8 | A Flashback to Neon
During this current trip to Italy I’ve been using a Gucci beach bag finished in the brand’s grey canvas monogram, souped-up with a strip of neon lemon leather across the mouth and over the straps.

(Gucci did not ask or pay me to include the bag in my newsletter, it’s important to state).
At first I was fully against the neon, thinking it looked gauche, but as I started to carry it to the beach with my holiday wardrobe of navy blues, I began to notice just how great the bright pop of yellow looked against the darker shades.
It was an aesthetic flashbulb moment which brought to mind Jil Sander’s seminal spring summer ‘11 menswear show, where the German designer sent out boys wearing immaculately-cut block colour neon garments worn with more muted pieces.
It got me wondering whether neon could be the next chromatic frontier for 2024 - the lightning bolt to shock us out of the neutrally-toned, quiet luxury (double vom) moment we’re currently inhabiting.
There’s something about a flash of neon amongst the darkness, after all, which feels both modern and enticing - like Gatsby’s green light across the bay.
9 | The Riddle of the £400 Running Trainers
A poll, for this portion of the newsletter.

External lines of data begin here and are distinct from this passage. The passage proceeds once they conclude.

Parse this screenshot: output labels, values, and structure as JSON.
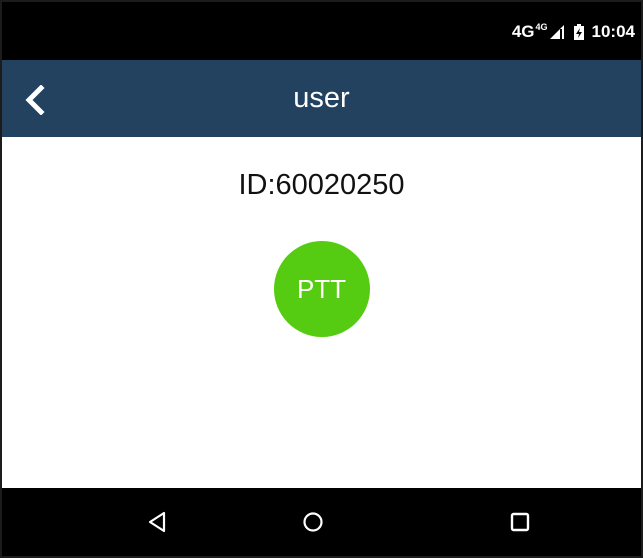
{
  "status_bar": {
    "network": "4G",
    "network_sup": "4G",
    "signal_icon": "cell-signal-icon",
    "battery_icon": "battery-charging-icon",
    "time": "10:04"
  },
  "app_bar": {
    "back_icon": "chevron-left-icon",
    "title": "user",
    "background": "#22425f"
  },
  "content": {
    "user_id": "ID:60020250",
    "ptt_label": "PTT",
    "ptt_color": "#55cc11"
  },
  "nav_bar": {
    "back_icon": "triangle-back-icon",
    "home_icon": "circle-home-icon",
    "recents_icon": "square-recents-icon"
  }
}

I wear Cloud Monster trainers by On Running every time I jog. They’re the best trainers I’ve ever worn. Bouncy, supportive, ultra-light, perfectly snug around the upper - I didn’t think I’ll ever wear another pair.

Or at least I thought so until recently, when Loewe released its latest collaborative collection with On, including a set of marshmallow-y Cloud Tilt 2.0 running trainers in an array of enticing shades.

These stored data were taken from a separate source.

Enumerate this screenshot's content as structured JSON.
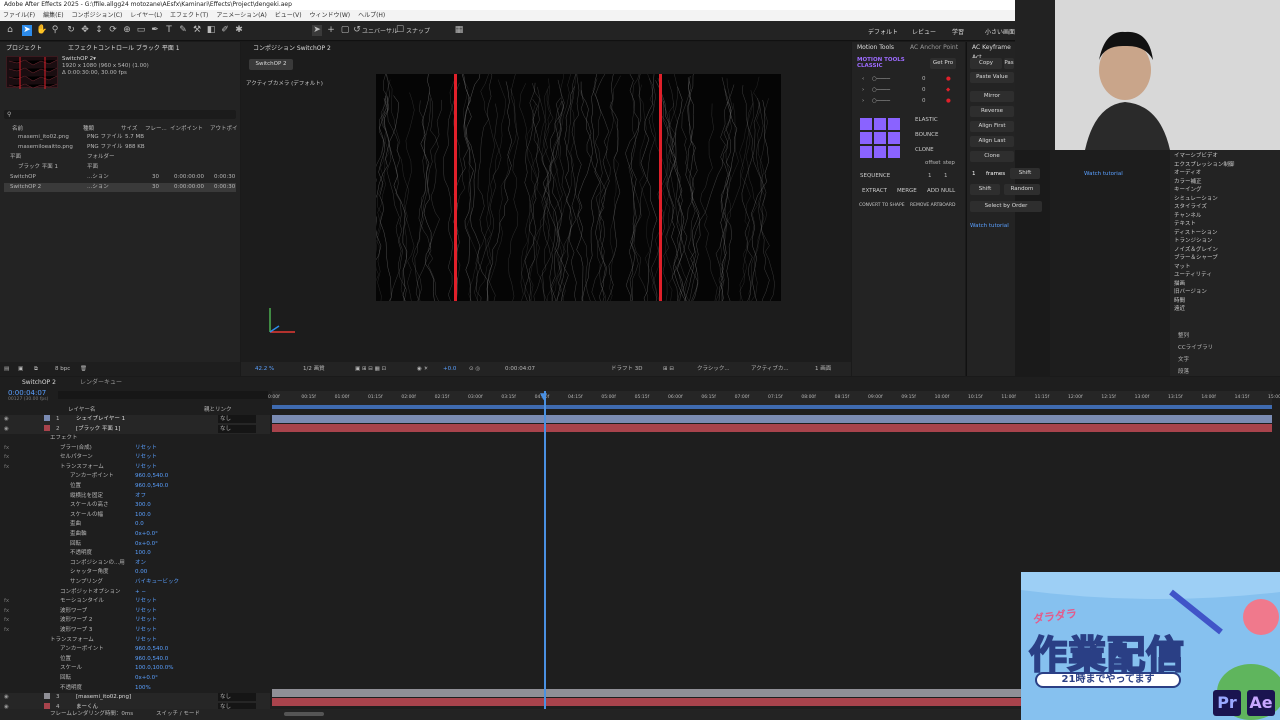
{
  "title": "Adobe After Effects 2025 - G:\\ffile.allgg24 motozane\\AEsfx\\Kaminari\\Effects\\Project\\dengeki.aep",
  "menu": [
    "ファイル(F)",
    "編集(E)",
    "コンポジション(C)",
    "レイヤー(L)",
    "エフェクト(T)",
    "アニメーション(A)",
    "ビュー(V)",
    "ウィンドウ(W)",
    "ヘルプ(H)"
  ],
  "toolbar": {
    "snap_label": "スナップ",
    "universal_label": "ユニバーサル",
    "workspaces": [
      "デフォルト",
      "レビュー",
      "学習",
      "小さい画面"
    ]
  },
  "project": {
    "tab_project": "プロジェクト",
    "tab_effects": "エフェクトコントロール ブラック 平面 1",
    "item_name": "SwitchOP 2▾",
    "item_info1": "1920 x 1080 (960 x 540) (1.00)",
    "item_info2": "Δ 0:00:30:00, 30.00 fps",
    "cols": [
      "名前",
      "種類",
      "サイズ",
      "フレー...",
      "インポイント",
      "アウトポイ"
    ],
    "rows": [
      {
        "name": "masemi_ito02.png",
        "type": "PNG ファイル",
        "size": "5.7 MB",
        "fr": "",
        "in": "",
        "out": ""
      },
      {
        "name": "masemiloeaitto.png",
        "type": "PNG ファイル",
        "size": "988 KB",
        "fr": "",
        "in": "",
        "out": ""
      },
      {
        "name": "平面",
        "type": "フォルダー",
        "size": "",
        "fr": "",
        "in": "",
        "out": ""
      },
      {
        "name": "ブラック 平面 1",
        "type": "平面",
        "size": "",
        "fr": "",
        "in": "",
        "out": ""
      },
      {
        "name": "SwitchOP",
        "type": "...ション",
        "size": "",
        "fr": "30",
        "in": "0:00:00:00",
        "out": "0:00:30"
      },
      {
        "name": "SwitchOP 2",
        "type": "...ション",
        "size": "",
        "fr": "30",
        "in": "0:00:00:00",
        "out": "0:00:30"
      }
    ],
    "bpc": "8 bpc"
  },
  "comp": {
    "tab": "コンポジション SwitchOP 2",
    "subtab": "SwitchOP 2",
    "camera": "アクティブカメラ (デフォルト)",
    "zoom": "42.2 %",
    "resolution": "1/2 画質",
    "timecode": "0:00:04:07",
    "draft": "ドラフト 3D",
    "renderer": "クラシック...",
    "camera_sel": "アクティブカ...",
    "views": "1 画面",
    "exposure": "+0.0"
  },
  "motion_tools": {
    "tab1": "Motion Tools",
    "tab2": "AC Anchor Point",
    "brand1": "MOTION TOOLS",
    "brand2": "CLASSIC",
    "get_pro": "Get Pro",
    "vals": [
      "0",
      "0",
      "0"
    ],
    "elastic": "ELASTIC",
    "bounce": "BOUNCE",
    "clone": "CLONE",
    "offset": "offset",
    "step": "step",
    "off_val": "1",
    "step_val": "1",
    "sequence": "SEQUENCE",
    "extract": "EXTRACT",
    "merge": "MERGE",
    "add_null": "ADD NULL",
    "convert": "CONVERT TO SHAPE",
    "remove": "REMOVE ARTBOARD"
  },
  "keyframe": {
    "tab": "AC Keyframe Act",
    "copy": "Copy",
    "paste": "Pas",
    "paste_value": "Paste Value",
    "mirror": "Mirror",
    "reverse": "Reverse",
    "align_first": "Align First",
    "align_last": "Align Last",
    "clone": "Clone",
    "frames_val": "1",
    "frames": "frames",
    "shift": "Shift",
    "shift2": "Shift",
    "random": "Random",
    "select_order": "Select by Order",
    "watch1": "Watch tutorial",
    "watch2": "Watch tutorial"
  },
  "fx_categories": [
    "イマーシブビデオ",
    "エクスプレッション制御",
    "オーディオ",
    "カラー補正",
    "キーイング",
    "シミュレーション",
    "スタイライズ",
    "チャンネル",
    "テキスト",
    "ディストーション",
    "トランジション",
    "ノイズ＆グレイン",
    "ブラー＆シャープ",
    "マット",
    "ユーティリティ",
    "描画",
    "旧バージョン",
    "時間",
    "遠近"
  ],
  "side_panels": [
    "整列",
    "CCライブラリ",
    "文字",
    "段落"
  ],
  "timeline": {
    "tab": "SwitchOP 2",
    "render_tab": "レンダーキュー",
    "timecode": "0:00:04:07",
    "sub_tc": "00127 (30.00 fps)",
    "col_layer": "レイヤー名",
    "col_parent": "親とリンク",
    "ticks": [
      "0:00f",
      "00:15f",
      "01:00f",
      "01:15f",
      "02:00f",
      "02:15f",
      "03:00f",
      "03:15f",
      "04:00f",
      "04:15f",
      "05:00f",
      "05:15f",
      "06:00f",
      "06:15f",
      "07:00f",
      "07:15f",
      "08:00f",
      "08:15f",
      "09:00f",
      "09:15f",
      "10:00f",
      "10:15f",
      "11:00f",
      "11:15f",
      "12:00f",
      "12:15f",
      "13:00f",
      "13:15f",
      "14:00f",
      "14:15f",
      "15:00f"
    ],
    "layers": [
      {
        "num": "1",
        "name": "シェイプレイヤー 1",
        "parent": "なし"
      },
      {
        "num": "2",
        "name": "[ブラック 平面 1]",
        "parent": "なし"
      }
    ],
    "props": [
      {
        "ind": 1,
        "label": "エフェクト",
        "val": ""
      },
      {
        "ind": 2,
        "label": "ブラー(合成)",
        "val": "リセット"
      },
      {
        "ind": 2,
        "label": "セルパターン",
        "val": "リセット"
      },
      {
        "ind": 2,
        "label": "トランスフォーム",
        "val": "リセット"
      },
      {
        "ind": 3,
        "label": "アンカーポイント",
        "val": "960.0,540.0"
      },
      {
        "ind": 3,
        "label": "位置",
        "val": "960.0,540.0"
      },
      {
        "ind": 3,
        "label": "縦横比を固定",
        "val": "オフ"
      },
      {
        "ind": 3,
        "label": "スケールの高さ",
        "val": "300.0"
      },
      {
        "ind": 3,
        "label": "スケールの幅",
        "val": "100.0"
      },
      {
        "ind": 3,
        "label": "歪曲",
        "val": "0.0"
      },
      {
        "ind": 3,
        "label": "歪曲軸",
        "val": "0x+0.0°"
      },
      {
        "ind": 3,
        "label": "回転",
        "val": "0x+0.0°"
      },
      {
        "ind": 3,
        "label": "不透明度",
        "val": "100.0"
      },
      {
        "ind": 3,
        "label": "コンポジションの...用",
        "val": "オン"
      },
      {
        "ind": 3,
        "label": "シャッター角度",
        "val": "0.00"
      },
      {
        "ind": 3,
        "label": "サンプリング",
        "val": "バイキュービック"
      },
      {
        "ind": 2,
        "label": "コンポジットオプション",
        "val": "+ −"
      },
      {
        "ind": 2,
        "label": "モーションタイル",
        "val": "リセット"
      },
      {
        "ind": 2,
        "label": "波形ワープ",
        "val": "リセット"
      },
      {
        "ind": 2,
        "label": "波形ワープ 2",
        "val": "リセット"
      },
      {
        "ind": 2,
        "label": "波形ワープ 3",
        "val": "リセット"
      },
      {
        "ind": 1,
        "label": "トランスフォーム",
        "val": "リセット"
      },
      {
        "ind": 2,
        "label": "アンカーポイント",
        "val": "960.0,540.0"
      },
      {
        "ind": 2,
        "label": "位置",
        "val": "960.0,540.0"
      },
      {
        "ind": 2,
        "label": "スケール",
        "val": "100.0,100.0%"
      },
      {
        "ind": 2,
        "label": "回転",
        "val": "0x+0.0°"
      },
      {
        "ind": 2,
        "label": "不透明度",
        "val": "100%"
      }
    ],
    "bottom_layers": [
      {
        "num": "3",
        "name": "[masemi_ito02.png]",
        "parent": "なし"
      },
      {
        "num": "4",
        "name": "まーくん",
        "parent": "なし"
      }
    ],
    "footer_left": "フレームレンダリング時間：0ms",
    "footer_mid": "スイッチ / モード"
  },
  "overlay": {
    "top_text": "ダラダラ",
    "title": "作業配信",
    "subtitle": "21時までやってます",
    "app1": "Pr",
    "app2": "Ae"
  },
  "colors": {
    "accent": "#2d8ceb",
    "red": "#e0202a",
    "playhead": "#4a90e2"
  }
}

Thing is, the trainers cost £400, and I’m attempting to justify the purchase to myself with how regularly I run (at least twice a week) and the fact that I’ll most likely wear them when I’m not running, too (as literally every other person in the world who owns On trainers does).

My question to you, reader, is whether designer running shoes (which are actually made for running) are a bold new fashion finishing line to stream across; or a stupid sartorial pitfall to swerve, like a child avoids cracks in the pavement.
I think I know the answer, but I’m eager to glean your thoughts nonetheless.
10 | Dry Cleaning is Better Than Shopping
I’ve had an account with Jeeves of Belgravia dry cleaners for the past few years, and it’s an account I use very, very regularly.
Because nothing brings me more joy than handing over a bag of dirty clothes to the nice man who comes to pick them up in his black van. It’s like receiving Santa’s sleigh with the roles reversed - him providing me with the gift of considerably less stuff, me providing, well, said stuff.
In the time I’ve been using the service I’ve also come to realise that the elation I experience when my dry cleaning is returned, is very similar to the rush of endorphins precipitated by a shopping trip. Because as I unwrap the freshly laundered clothes from their perfectly crisp dust bags, I invariably feel as though I’m in receipt of completely new items.
It’s not cheap having lots of clothes dry cleaned, of course, but it’s much better for the environment than constantly buying new ones, and there’s something deeply satisfying about trusting a stranger to take care of the things you love, and that trust being honoured. It’s a similar feeling, I imagine, to finding an excellent babysitter to look after your children. Perhaps.
My point? Find a great dry cleaner you trust and stick with them. Not only will they reduce your outgoings in the long run, but they’ll also show the door to any moth infestations, which is only ever an excellent thing.